I do notice that you're steadfastly avoiding certain question in the hope I won't underline them. I hope this is an oversight on your part.
poiumty said:
in the same way that a housekeeper you paid for is not your slave.
Wow...exaggerate much?
You want to argue using emotional appeal, go scream at a housewife or something. Or join a party, I hear they're really into stuff like that.
You seem to have mixed up facetious and flippant. My responses had a serious point.
All of your "Terrible Consequences" don't mean a single iota of difference to 99% of the players. They just make a difference to the rules set down by the designers. Which means the rules are wrong.
If the rules need to be that strict, enforce them. Simple variable checks can flag that.
If the rules are there as guidelines, let them have their fun, and then reverse it.

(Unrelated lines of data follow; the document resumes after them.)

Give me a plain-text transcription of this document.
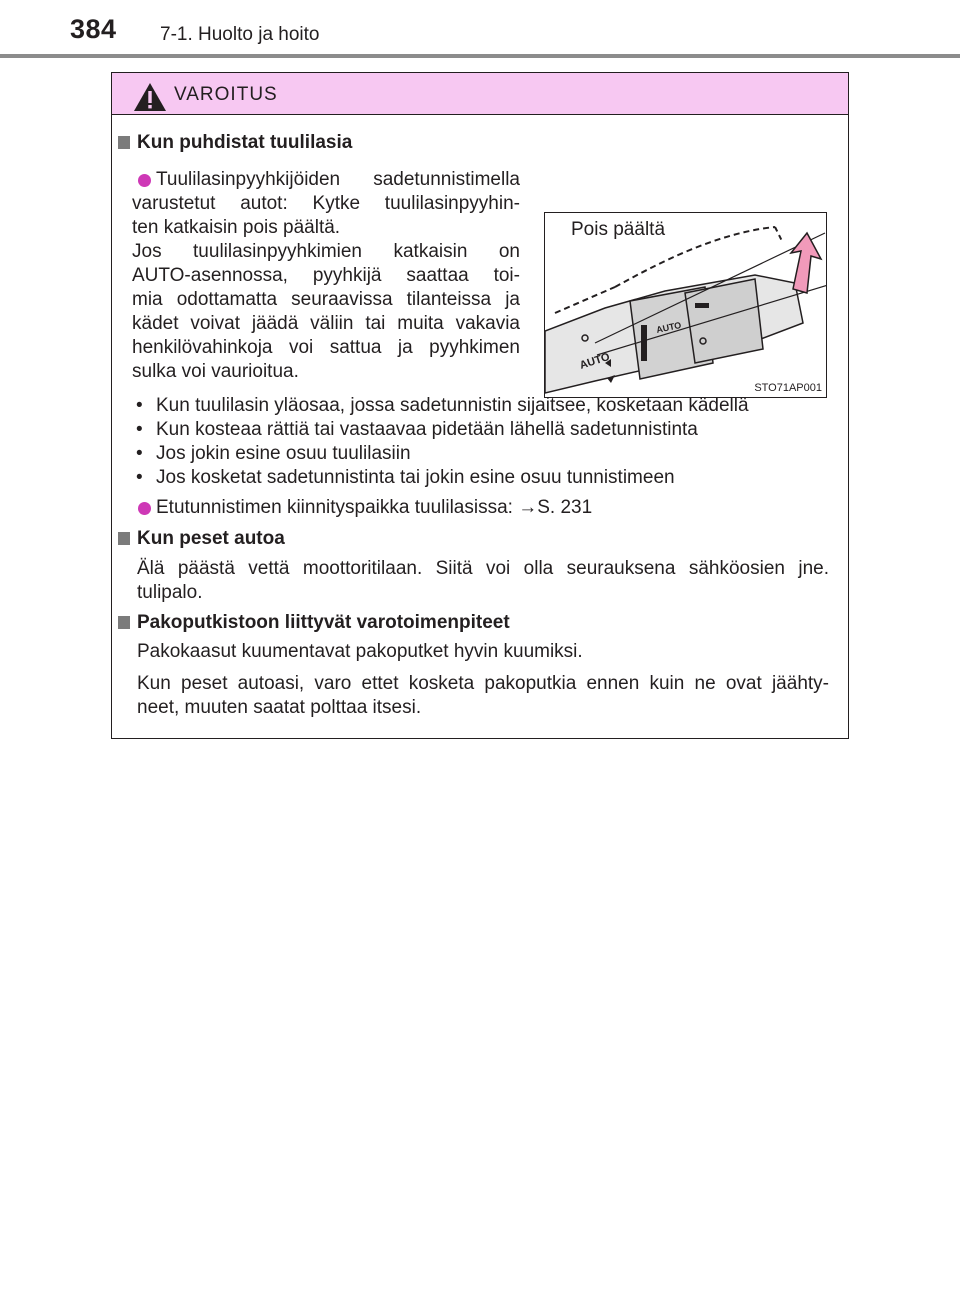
384 7-1. Huolto ja hoito
VAROITUS
Kun puhdistat tuulilasia
Tuulilasinpyyhkijöiden sadetunnistimella
varustetut autot: Kytke tuulilasinpyyhin-
ten katkaisin pois päältä.
Jos tuulilasinpyyhkimien katkaisin on
AUTO-asennossa, pyyhkijä saattaa toi-
mia odottamatta seuraavissa tilanteissa ja
kädet voivat jäädä väliin tai muita vakavia
henkilövahinkoja voi sattua ja pyyhkimen
sulka voi vaurioitua.	AUTO
AUTO
Pois päältä
STO71AP001
• Kun tuulilasin yläosaa, jossa sadetunnistin sijaitsee, kosketaan kädellä
• Kun kosteaa rättiä tai vastaavaa pidetään lähellä sadetunnistinta
• Jos jokin esine osuu tuulilasiin
• Jos kosketat sadetunnistinta tai jokin esine osuu tunnistimeen
Etutunnistimen kiinnityspaikka tuulilasissa: →S. 231
Kun peset autoa
Älä päästä vettä moottoritilaan. Siitä voi olla seurauksena sähköosien jne.
tulipalo.
Pakoputkistoon liittyvät varotoimenpiteet
Pakokaasut kuumentavat pakoputket hyvin kuumiksi.
Kun peset autoasi, varo ettet kosketa pakoputkia ennen kuin ne ovat jäähty-
neet, muuten saatat polttaa itsesi.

Simple. It's how EVE, Everquest and a lot of the other games work. In fact,
Everquest: Gates of Dischord introduced it's own "exploit" of Plat-fishing in order to get people to try the new area. 5 days of people getting 100 times the money they're used to. Didn't impact the economy at all.
Like...every other multiplayer game...
Nope.
Name 5 multiplayer games that don't have exploits.
I can't speak for what EA did or how ethical it was because that's another subject entirely. But banning cheaters in general is common practice if you want your game to be respected.
Like Everquest, Eve, Team Fortress, Left 4 Dead, Minecraft, Grand Theft Auto, Diablo... what?
I put forward the idea of a punishment fitting to the crime.
So you'd design, code and model entire new content for the game simply as a cheater response?
Yeah, like others have done before me.
http://www.escapistmagazine.com/news/view/94524-Arkham-Asylum-Pirates-Get-a-Gimpy-Batman
I wish we lived in a world where that would be viable too.
I wish you lived in the same world the rest of us do, it would make this so much easier to discuss.